A subarachnoid hemorrhage (SAH, /ˌsʌbəˈræknɔɪd ˈhɛmᵊrɪdʒ/), or subarachnoid haemorrhage in British English, is bleeding into the subarachnoid space—the area between the arachnoid membrane and the pia mater surrounding the brain. This may occur spontaneously, usually from a ruptured cerebral aneurysm, or may result from head injury.Source: Wikipedia
Within all the people who go to their doctor with subarachnoid hemorrhage, 71% report having headache, 35% report having dizziness, and 31% report having neck pain. The symptoms that are highly suggestive of subarachnoid hemorrhage are bleeding from ear, although you may still have subarachnoid hemorrhage without those symptoms.
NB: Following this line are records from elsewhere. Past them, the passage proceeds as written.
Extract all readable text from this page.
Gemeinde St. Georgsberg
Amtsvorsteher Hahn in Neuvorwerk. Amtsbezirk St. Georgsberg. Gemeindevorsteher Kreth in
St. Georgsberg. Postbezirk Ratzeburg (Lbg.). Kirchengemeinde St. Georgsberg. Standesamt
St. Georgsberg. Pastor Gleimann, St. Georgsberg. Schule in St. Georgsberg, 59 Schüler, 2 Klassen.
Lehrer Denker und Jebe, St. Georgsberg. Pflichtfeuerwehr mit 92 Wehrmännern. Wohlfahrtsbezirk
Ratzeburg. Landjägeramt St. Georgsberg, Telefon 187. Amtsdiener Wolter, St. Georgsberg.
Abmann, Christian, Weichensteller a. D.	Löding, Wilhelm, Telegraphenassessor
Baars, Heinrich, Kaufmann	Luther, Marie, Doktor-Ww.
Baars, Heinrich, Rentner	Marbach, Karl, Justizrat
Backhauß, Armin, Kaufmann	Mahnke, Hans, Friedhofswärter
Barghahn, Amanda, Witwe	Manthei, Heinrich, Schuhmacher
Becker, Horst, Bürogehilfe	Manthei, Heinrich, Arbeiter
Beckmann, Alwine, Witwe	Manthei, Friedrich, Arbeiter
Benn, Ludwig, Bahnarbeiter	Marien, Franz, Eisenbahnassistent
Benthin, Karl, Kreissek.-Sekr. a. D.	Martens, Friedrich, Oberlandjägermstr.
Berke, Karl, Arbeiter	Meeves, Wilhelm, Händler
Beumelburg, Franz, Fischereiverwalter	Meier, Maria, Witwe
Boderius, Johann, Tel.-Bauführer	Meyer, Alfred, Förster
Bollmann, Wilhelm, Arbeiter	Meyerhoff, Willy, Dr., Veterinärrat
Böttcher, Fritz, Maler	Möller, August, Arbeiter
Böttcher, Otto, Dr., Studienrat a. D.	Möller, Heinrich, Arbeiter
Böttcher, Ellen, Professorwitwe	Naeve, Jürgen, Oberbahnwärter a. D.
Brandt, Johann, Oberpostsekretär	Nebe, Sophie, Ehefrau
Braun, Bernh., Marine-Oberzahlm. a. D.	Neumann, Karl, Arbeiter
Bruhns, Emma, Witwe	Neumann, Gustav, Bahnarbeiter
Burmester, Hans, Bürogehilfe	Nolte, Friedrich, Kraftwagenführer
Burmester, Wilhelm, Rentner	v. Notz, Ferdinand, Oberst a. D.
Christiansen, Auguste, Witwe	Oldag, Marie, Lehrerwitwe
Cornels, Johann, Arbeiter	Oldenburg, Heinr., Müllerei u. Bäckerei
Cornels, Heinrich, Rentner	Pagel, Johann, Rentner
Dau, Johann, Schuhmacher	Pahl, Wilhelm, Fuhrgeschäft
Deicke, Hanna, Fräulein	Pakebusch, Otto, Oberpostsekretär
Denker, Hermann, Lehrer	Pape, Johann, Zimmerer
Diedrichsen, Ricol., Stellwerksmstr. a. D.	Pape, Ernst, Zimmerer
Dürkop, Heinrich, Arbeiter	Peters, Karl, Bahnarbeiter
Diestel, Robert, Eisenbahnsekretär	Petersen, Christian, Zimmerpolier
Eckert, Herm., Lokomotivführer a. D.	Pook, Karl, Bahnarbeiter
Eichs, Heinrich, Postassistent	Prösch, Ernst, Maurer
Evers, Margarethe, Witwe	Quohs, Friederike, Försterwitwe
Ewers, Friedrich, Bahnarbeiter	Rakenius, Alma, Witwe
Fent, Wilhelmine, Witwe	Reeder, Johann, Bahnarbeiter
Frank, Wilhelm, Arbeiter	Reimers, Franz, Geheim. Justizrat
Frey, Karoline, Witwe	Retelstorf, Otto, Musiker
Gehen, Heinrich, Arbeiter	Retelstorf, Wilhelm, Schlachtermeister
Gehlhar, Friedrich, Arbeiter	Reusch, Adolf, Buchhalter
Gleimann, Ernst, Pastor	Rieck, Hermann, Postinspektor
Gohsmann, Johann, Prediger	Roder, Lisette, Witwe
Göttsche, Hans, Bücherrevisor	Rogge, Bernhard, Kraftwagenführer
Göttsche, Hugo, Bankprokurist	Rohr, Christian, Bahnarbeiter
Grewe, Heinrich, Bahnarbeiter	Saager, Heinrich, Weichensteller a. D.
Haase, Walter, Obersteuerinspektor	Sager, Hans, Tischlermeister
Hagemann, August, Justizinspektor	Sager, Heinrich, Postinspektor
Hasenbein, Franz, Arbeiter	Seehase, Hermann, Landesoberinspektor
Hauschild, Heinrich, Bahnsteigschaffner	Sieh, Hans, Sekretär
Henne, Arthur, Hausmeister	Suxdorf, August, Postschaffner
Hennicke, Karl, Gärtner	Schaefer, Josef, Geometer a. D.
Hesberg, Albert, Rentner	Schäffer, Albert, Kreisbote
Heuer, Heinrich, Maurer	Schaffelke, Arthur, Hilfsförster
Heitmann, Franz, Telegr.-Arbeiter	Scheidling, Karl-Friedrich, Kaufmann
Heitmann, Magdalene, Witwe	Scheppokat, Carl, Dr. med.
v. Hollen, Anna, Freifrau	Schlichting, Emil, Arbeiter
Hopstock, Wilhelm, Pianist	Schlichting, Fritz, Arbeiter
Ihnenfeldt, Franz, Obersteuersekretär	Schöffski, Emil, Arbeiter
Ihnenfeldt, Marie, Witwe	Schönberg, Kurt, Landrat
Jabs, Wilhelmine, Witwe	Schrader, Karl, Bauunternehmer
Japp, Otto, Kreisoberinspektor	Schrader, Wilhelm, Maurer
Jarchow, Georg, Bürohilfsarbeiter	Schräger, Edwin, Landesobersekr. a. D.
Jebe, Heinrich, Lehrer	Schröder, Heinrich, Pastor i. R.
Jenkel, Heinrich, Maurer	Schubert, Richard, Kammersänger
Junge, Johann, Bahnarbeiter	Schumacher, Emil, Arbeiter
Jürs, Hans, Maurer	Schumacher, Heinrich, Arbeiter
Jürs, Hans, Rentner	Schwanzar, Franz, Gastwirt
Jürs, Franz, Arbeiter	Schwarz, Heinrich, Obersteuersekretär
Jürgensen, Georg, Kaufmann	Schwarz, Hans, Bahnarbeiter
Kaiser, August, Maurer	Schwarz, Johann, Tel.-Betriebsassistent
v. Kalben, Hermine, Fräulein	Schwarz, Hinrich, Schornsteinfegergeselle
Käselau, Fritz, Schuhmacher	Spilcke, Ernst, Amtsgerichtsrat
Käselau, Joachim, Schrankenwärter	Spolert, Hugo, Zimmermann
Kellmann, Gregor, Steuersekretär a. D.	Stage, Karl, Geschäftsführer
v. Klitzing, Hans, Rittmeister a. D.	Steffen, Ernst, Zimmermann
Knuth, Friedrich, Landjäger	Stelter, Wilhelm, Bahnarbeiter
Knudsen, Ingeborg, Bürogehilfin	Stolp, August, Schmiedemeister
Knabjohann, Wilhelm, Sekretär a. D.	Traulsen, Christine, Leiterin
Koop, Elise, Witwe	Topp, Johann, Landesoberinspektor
Patients with subarachnoid hemorrhage often receive radiographic imaging procedure, hematologic tests, x-ray computed tomography, complete blood count, intravenous fluid replacement, cat scan of head, kidney function tests and glucose measurement .
The most commonly prescribed drugs for patients with subarachnoid hemorrhage include phenytoin (dilantin), levetiracetam (keppra), celecoxib (celebrex), diphtheria toxoid vaccine / tetanus toxoid vaccine, buspirone (buspar), labetalol, ezetimibe (zetia), cefazolin, fosphenytoin, nimodipine, naloxone (suboxone), sennosides, usp (perdiem) and nitroprusside .
|Naloxone (Suboxone)||Under $1|
|Sennosides, Usp (Perdiem)||$9|
Groups of people at highest risk for subarachnoid hemorrhage include age 60-74 years age 45-59 years. On the other hand, age 1-4 years almost never get subarachnoid hemorrhage.